Sourcegraph monitoring (high level / overview)

Created by: slimsag

It occurs to me that I could better communicate my high level vision for improved monitoring of Sourcegraph by site admins (and us on Sourcegraph.com). This is my attempt at doing so 😃

My hope is to give visibility to @sourcegraph/core-services (since we chatted this morning about e.g. relevance of including search perf metrics), @christinaforney as it relates to customers more broadly and everyone else who is interested.

Monitoring tools today

If you understand what monitoring tooling / setup looks like today, skip this section

Today we use a multitude of monitoring/debugging tools in various different ways and deployments:

Tracing: Provided by Lightstep and Jaeger
- Example: A specific request of yours is slow or broken, tracing lets you see what happened behind the scenes with that specific request.
Metrics: Provided by Prometheus
- Example: "Over the last two months, what was the 95th percentile request latency?" -> Prometheus answers this
Dashboards: Provided by Grafana
- Example: You want to make a good overview of the data in Prometheus
Analytics/tracking: Provided by HubSpot
- Example: How many users complete our activation user flow on Sourcegraph.com?
Logging: Either no log consumer or Google Stackdriver / whatever the cloud host provides.
In-app metrics: These are only used for communicating usage stats, user surveys, etc.

The story for most deployments is not a good one:

Tool	Sourcegraph.com	Kubernetes cluster	Docker container	deploy-sourcegraph-docker
Tracing	✅ (inconsistent)	Optional (undocumented, broken)	❌	✅
Metrics	✅(incomplete)	Optional	❌	✅(incomplete)
Dashboards	❌(broken)	❌	❌	✅
Analytics/tracking	Optional	Optional	Optional	Optional
Logging	Google StackDriver	Up to cloud host	Up to cloud host	Up to cloud host
In-app metrics	✅	✅	✅	✅

It was just recently that deploy-sourcegraph-docker had a good story and we agreed to standardize on some tooling like a single tool for tracing instead of varying ones.
Work needs to be done to take the deploy-sourcegraph-docker niceness and transfer it to our Kubernetes cluster deployments (most of our customers).
- This would apply to Sourcegraph.com inherently.
For Docker container, it is unclear how much we can/want to do, but given a substantial portion of our customers run this we likely want to do something, so: https://github.com/sourcegraph/sourcegraph/issues/4259

Monitoring issues today

Customers want to know when Sourcegraph is having issues.
When Sourcegraph is having issues, they want to potentially be alerted about them so that someone can look into it or alert us.
When Sourcegraph is having issues, they want to be able to narrow down the problem and have a good understanding of how bad the problem is (is everything broken? just some parts? is it just running a little slow? etc)

How would it look?

Main dashboard

This main dashboard would show you:

Sourcegraph is green -> everything's good.
Sourcegraph is yellow -> something may be up, things may be a little slower than usual -- but it might solve itself and there is no need to actively investigate
Sourcegraph is red -> something is broken. You should rollback, contact support, etc.

Narrowing

Narrowing down the above, you can see the health of each major service we have:

frontend
searcher
gitserver
repo-updater
query-runner
etc.

Maybe something like 0% to 100% healthy as a graph.

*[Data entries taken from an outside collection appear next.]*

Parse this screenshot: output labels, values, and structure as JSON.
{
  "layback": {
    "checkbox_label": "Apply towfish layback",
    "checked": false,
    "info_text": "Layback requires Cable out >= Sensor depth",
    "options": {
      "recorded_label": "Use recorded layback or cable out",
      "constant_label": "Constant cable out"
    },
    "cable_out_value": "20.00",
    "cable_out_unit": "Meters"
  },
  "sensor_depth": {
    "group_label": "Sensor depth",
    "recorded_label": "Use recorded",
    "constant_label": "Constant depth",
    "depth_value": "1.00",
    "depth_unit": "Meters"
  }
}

Accompanying documentation would describe the importance of each of those and that e.g. query-runner having issues means saved searches may not work but other things are OK for example.

in 3.5, this health will be computed based on some service-specific metrics but mostly just based on whether or not most requests to the service are failing or not. This will give us good high-level data but not service/team-specific data.
Any service above can define new Prometheus metrics (of course) that play into this health metric. The expectation is that long term these are based on very service (and team) specific metrics:
- repo-updater health goes down if we're having trouble updating or cloning repos, hitting code host API limits.
- searcher health goes down if searches are super slow for some reason.
- gitserver health goes down if we're running out of disk space, or it can't connect to the codehost.
- searcher team adds some caching somewhere, to monitor it we add search-specific metrics and they contribute to the overall health that searcher has etc.

The point of this is that we can get (and continue to be) really specific with our metrics, and still keep them at a high-level capable of being alerted on and legible to site admins who don't know what a specific metric is, e.g., I can understand searcher is operating at 50% health, but I as a site admin can't understand what "15 failures of searcher zip archive cache fetch requests per minute" means -- obviously it's bad, but how bad? (we get to define that! 😃)

The only thing we have to be cautious of is defining these such that they are not noisy, after all we're talking about e.g. customers being alerted "Sourcegraph is broken!" so when we say that we want to be positive in some way (and this makes it super important for us to use these same metrics on our deployments for alerting).

Even more specific

So you're a site admin, Sourcegraph is yellow or red, it says searcher's health is 50% but why?

This is where the service-specific dashboards come in. Each service/team should display the most important things there (we're pretty close to that already, we just have a few missing metrics and dashboards). These are what customers would e.g. send us a screenshot of when something is going wrong.

407948923